There are plenty of reps in the backfield to go around for the Baltimore Ravens right now with starting RB J.K. Dobbins on the Active/Physically Unable to Perform List. Nobody on the team will speak about it except in the vaguest terms beyond expressing their eventual happiness whenever he does take the field with the rest of his teammates.
One of the players looking to take advantage of the opportunity, though, is a very been-there, done-that guy. It’s Melvin Gordon III, a former first-round draft pick who now at age 30 out to prove, as he told reporters recently, “that I still got it”.
Though he’s had success as recently as 2021—in the two seasons prior to last year, he combined for 1,904 yards on 418 attempts with 17 rushing touchdowns in 31 games with the Denver Broncos—he is coming off a rough season. And he piggybacked off the blame game to help make his case, portraying the Broncos last year under Nathaniel Hackett as a disaster.
“I just was in a bad situation”, he told the team’s website. “I’m sure there’s a lot of guys over there right now thinking the same thing. People do a lot of dirt-kicking when they’re down and disrespecting their name. There’s just a lot to prove”.
He said that even though he is on a different team now, he is in the same boat as his former Broncos teammates who remain with the team, now under the watch of Sean Payton as head coach, who recently drew ire for publicly criticizing the coaching of the team he just took over.

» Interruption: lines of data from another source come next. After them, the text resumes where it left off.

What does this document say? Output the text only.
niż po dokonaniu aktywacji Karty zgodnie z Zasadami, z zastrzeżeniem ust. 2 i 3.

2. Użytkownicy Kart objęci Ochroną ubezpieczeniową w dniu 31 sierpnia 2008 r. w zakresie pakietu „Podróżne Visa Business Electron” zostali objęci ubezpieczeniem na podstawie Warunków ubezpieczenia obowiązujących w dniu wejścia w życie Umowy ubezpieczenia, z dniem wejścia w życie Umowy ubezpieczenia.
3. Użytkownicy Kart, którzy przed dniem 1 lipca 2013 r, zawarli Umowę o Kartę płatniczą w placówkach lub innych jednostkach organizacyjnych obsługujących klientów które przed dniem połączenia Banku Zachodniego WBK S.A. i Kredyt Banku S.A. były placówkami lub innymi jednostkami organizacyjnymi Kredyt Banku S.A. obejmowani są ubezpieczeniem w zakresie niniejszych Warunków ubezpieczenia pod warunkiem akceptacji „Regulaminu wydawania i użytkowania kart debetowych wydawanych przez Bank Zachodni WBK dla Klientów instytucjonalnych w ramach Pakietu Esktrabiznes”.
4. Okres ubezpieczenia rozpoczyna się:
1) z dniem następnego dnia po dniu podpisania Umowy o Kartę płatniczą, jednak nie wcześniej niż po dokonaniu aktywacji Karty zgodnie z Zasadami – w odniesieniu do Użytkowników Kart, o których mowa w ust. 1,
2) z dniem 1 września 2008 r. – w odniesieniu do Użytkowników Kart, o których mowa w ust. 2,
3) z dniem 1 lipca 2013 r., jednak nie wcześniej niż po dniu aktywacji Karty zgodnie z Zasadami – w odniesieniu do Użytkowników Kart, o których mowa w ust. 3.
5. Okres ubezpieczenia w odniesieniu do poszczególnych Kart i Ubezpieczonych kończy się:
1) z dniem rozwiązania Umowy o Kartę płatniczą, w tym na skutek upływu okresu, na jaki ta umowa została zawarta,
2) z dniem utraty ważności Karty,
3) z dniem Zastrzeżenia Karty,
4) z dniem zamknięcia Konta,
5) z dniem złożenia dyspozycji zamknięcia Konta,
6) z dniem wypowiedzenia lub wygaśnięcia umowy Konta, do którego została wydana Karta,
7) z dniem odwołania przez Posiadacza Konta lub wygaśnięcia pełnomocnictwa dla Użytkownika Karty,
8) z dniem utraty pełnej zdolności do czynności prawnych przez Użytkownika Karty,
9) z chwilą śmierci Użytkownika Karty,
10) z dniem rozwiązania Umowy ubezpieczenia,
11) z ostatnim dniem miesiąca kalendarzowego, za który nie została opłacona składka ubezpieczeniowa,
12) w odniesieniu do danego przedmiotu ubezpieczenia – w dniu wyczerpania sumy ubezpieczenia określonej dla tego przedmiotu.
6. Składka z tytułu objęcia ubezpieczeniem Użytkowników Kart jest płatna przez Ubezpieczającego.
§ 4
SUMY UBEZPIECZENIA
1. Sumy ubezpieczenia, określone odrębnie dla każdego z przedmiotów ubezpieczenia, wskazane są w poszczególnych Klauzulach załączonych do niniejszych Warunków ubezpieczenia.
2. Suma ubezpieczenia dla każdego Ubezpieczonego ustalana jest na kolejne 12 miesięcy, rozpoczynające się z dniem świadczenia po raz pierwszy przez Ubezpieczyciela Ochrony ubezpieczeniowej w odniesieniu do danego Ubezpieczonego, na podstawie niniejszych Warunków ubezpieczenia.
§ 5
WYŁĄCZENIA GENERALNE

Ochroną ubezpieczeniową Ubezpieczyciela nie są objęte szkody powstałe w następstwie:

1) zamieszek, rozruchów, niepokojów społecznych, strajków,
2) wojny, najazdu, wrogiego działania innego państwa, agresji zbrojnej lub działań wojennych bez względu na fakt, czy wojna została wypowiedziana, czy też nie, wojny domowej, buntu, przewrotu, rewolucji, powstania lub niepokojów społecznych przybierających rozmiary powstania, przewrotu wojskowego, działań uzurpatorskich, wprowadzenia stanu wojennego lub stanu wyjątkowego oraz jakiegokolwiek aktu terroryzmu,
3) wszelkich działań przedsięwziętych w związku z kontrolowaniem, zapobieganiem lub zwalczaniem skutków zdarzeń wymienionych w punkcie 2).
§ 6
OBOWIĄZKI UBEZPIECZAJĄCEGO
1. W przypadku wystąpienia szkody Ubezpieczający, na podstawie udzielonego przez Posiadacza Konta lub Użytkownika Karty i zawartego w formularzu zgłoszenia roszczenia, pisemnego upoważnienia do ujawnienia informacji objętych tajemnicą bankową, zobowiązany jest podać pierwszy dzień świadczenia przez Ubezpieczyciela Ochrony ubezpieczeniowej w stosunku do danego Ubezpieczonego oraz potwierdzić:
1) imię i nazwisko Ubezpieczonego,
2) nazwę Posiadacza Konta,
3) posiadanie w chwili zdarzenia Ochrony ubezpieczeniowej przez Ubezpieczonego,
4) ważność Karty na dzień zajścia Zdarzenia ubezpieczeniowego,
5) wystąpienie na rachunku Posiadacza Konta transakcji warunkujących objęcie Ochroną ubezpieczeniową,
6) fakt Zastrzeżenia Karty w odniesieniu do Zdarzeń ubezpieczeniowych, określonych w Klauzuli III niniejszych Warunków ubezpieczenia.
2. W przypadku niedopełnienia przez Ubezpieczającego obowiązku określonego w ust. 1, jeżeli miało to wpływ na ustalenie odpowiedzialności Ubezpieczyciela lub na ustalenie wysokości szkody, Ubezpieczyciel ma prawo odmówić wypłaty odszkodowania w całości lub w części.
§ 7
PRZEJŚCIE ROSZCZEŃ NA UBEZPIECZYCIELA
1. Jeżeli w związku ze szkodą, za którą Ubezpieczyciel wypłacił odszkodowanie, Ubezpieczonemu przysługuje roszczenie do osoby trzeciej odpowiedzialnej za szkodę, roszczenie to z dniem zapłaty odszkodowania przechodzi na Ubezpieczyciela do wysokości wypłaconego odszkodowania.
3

“I’m just in a different color now. Some of those guys get to do it in those jerseys over there in Denver”, Gordon explained. “I’m happy that most of the guys that didn’t have the years that we wanted due to a bad situation got another opportunity to show the world. That’s all you can ask for”.

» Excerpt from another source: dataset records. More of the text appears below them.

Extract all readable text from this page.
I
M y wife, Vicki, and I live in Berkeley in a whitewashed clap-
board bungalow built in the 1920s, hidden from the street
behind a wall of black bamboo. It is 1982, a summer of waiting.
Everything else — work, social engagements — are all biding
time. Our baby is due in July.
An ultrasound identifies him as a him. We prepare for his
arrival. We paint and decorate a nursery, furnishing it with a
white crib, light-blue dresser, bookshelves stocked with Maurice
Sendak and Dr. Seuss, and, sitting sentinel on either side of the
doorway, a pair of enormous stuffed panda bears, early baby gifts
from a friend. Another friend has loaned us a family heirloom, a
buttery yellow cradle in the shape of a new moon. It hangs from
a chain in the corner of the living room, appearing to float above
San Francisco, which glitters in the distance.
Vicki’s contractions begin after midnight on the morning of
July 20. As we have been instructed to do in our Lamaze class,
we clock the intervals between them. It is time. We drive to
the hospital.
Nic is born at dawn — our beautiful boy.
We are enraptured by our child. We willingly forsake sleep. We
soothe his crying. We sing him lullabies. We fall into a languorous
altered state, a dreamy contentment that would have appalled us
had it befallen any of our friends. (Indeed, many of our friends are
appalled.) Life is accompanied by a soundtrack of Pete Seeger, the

Though he had already been on the team for two seasons, Gordon found himself released midseason last year. In 10 games up to that point, he had only rushed for 318 yards on 90 rushing attempts with two touchdowns, so he was struggling. He also fumbled five times; four of them occurred in his first four games of the season.
With the fifth came just before he was released, one that was particularly costly on 3rd-and-1 from the three-yard line in an eventual six-point loss. They were actually winning at the time, just before the end of the first half, and eventually lost in overtime.
In his eight-year career, he does have 6,462 career rushing yards with 55 touchdowns. He was twice named a Pro Bowler while a member of the Los Angeles Chargers over the course of his first five years before spending the last three in Denver.
Now in Baltimore, he knows task one is making the 53-man roster behind Dobbins and at least Gus Edwards, who has been a very successful complementary back for the past five years. Justice Hill has been the Ravens’ number three in recent years and remains the favorite for that role.
It’s possible that they carry four running backs, though they will also have a fullback in Patrick Ricard and are likely to have a full complement at tight end as well with Mark Andrews, Isaiah Likely, and Charlie Kolar.